In corporate news, Dow industrial Citigroup gained 80 cents to $48.21 after the Federal Reserve Bank of New York lifted a year-long ban on new acquisitions as the financial conglomerate worked to improve its internal compliance programs.

Computer Sciences announced its intention to examine "strategic alternatives" — including a sale of the company — while also cutting 5,000 jobs, or 6 percent of its workforce, over the next two years. Computer Sciences jumped $2.51 to $59.80.

The potential for increased M&A deals comes as the Federal Reserve is expected to wind down its current program of interest rate hikes.

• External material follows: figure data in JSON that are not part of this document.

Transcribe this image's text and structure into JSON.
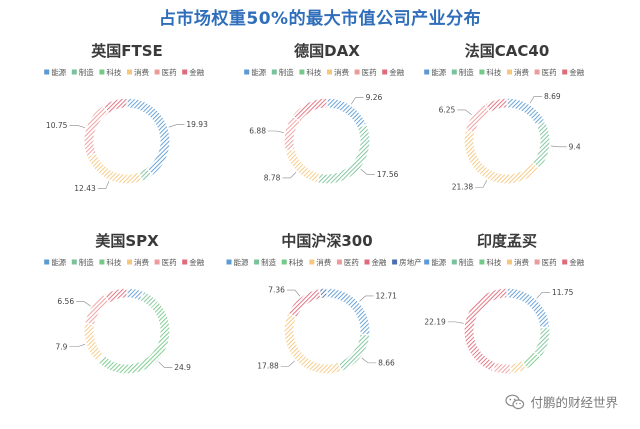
{
  "title": "占市场权重50%的最大市值公司产业分布",
  "colors": {
    "能源": "#5b9bd5",
    "制造": "#7ac29a",
    "科技": "#74c987",
    "消费": "#f6c77d",
    "医药": "#ef9a9a",
    "金融": "#e06a7a",
    "房地产": "#4a6fae"
  },
  "watermark": "付鹏的财经世界",
  "chart_data": [
    {
      "type": "pie",
      "title": "英国FTSE",
      "categories": [
        "能源",
        "制造",
        "科技",
        "消费",
        "医药",
        "金融"
      ],
      "values": [
        19.93,
        2.2,
        0,
        12.43,
        10.75,
        4.69
      ],
      "labels": [
        "19.93",
        "",
        "",
        "12.43",
        "10.75",
        ""
      ]
    },
    {
      "type": "pie",
      "title": "德国DAX",
      "categories": [
        "能源",
        "制造",
        "科技",
        "消费",
        "医药",
        "金融"
      ],
      "values": [
        9.26,
        17.56,
        0,
        8.78,
        6.88,
        7.52
      ],
      "labels": [
        "9.26",
        "17.56",
        "",
        "8.78",
        "6.88",
        ""
      ]
    },
    {
      "type": "pie",
      "title": "法国CAC40",
      "categories": [
        "能源",
        "制造",
        "科技",
        "消费",
        "医药",
        "金融"
      ],
      "values": [
        8.69,
        9.4,
        0,
        21.38,
        6.25,
        4.28
      ],
      "labels": [
        "8.69",
        "9.4",
        "",
        "21.38",
        "6.25",
        ""
      ]
    },
    {
      "type": "pie",
      "title": "美国SPX",
      "categories": [
        "能源",
        "制造",
        "科技",
        "消费",
        "医药",
        "金融"
      ],
      "values": [
        3.2,
        3.0,
        24.9,
        7.9,
        6.56,
        4.44
      ],
      "labels": [
        "",
        "",
        "24.9",
        "7.9",
        "6.56",
        ""
      ]
    },
    {
      "type": "pie",
      "title": "中国沪深300",
      "categories": [
        "能源",
        "制造",
        "科技",
        "消费",
        "医药",
        "金融",
        "房地产"
      ],
      "values": [
        12.71,
        8.66,
        0,
        17.88,
        0,
        7.36,
        1.39
      ],
      "labels": [
        "12.71",
        "8.66",
        "",
        "17.88",
        "",
        "7.36",
        ""
      ]
    },
    {
      "type": "pie",
      "title": "印度孟买",
      "categories": [
        "能源",
        "制造",
        "科技",
        "消费",
        "医药",
        "金融"
      ],
      "values": [
        11.75,
        6.0,
        3.5,
        3.0,
        3.56,
        22.19
      ],
      "labels": [
        "11.75",
        "",
        "",
        "",
        "",
        "22.19"
      ]
    }
  ]
}
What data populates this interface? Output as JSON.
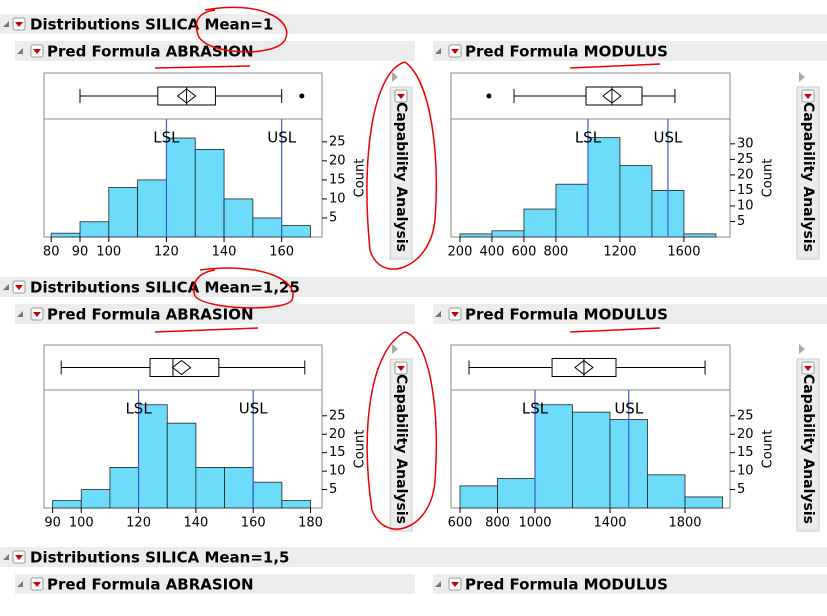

While another increase is expected in May, bringing the nation's benchmark rate to 5 percent, halting rate hikes soon after could prompt companies to renew their acquisition efforts, knowing that rates for borrowing would be stable.

"The next phase of the market is in M&A activity, and the Fed moving to the sidelines will help with that," said Joe Keating, chief investment officer at First American Asset Management. "So I think investors can still stay in the market and put their money to work."

3M Co. climbed $1.16 to $77 as the Dow component said it would consider selling its branded pharmaceutical business. The unit, which makes products relating to dermatology, women's health and cardiology, employs 1,500 people worldwide.

Electronics retailer Best Buy Co. Inc. said it laid off 300 workers at its corporate headquarters, though it still plans to add jobs at its stores. Best Buy added $1.56 to $57.

International Paper Co. rose 18 cents to $34.90 as the world's largest forest products company announced the sale of 5.1 million acres of forest land to two investor groups for approximately $6.1 billion.

Advancing issues outnumbered decliners by about 9 to 7 on the New York Stock Exchange, where preliminary consolidated volume came to 2.2 billion shares, compared with 2.55 billion traded yesterday.

The Russell 2000 index of smaller companies rose 3.10, or 0.41 percent, to 762.32.

Overseas, Japan's Nikkei stock average fell 0.23 percent. In Europe, Britain's FTSE 100 was down 0.33 percent, France's CAC-40 dropped 0.94 percent for the session, and Germany's DAX index lost 0.17 percent in late trading.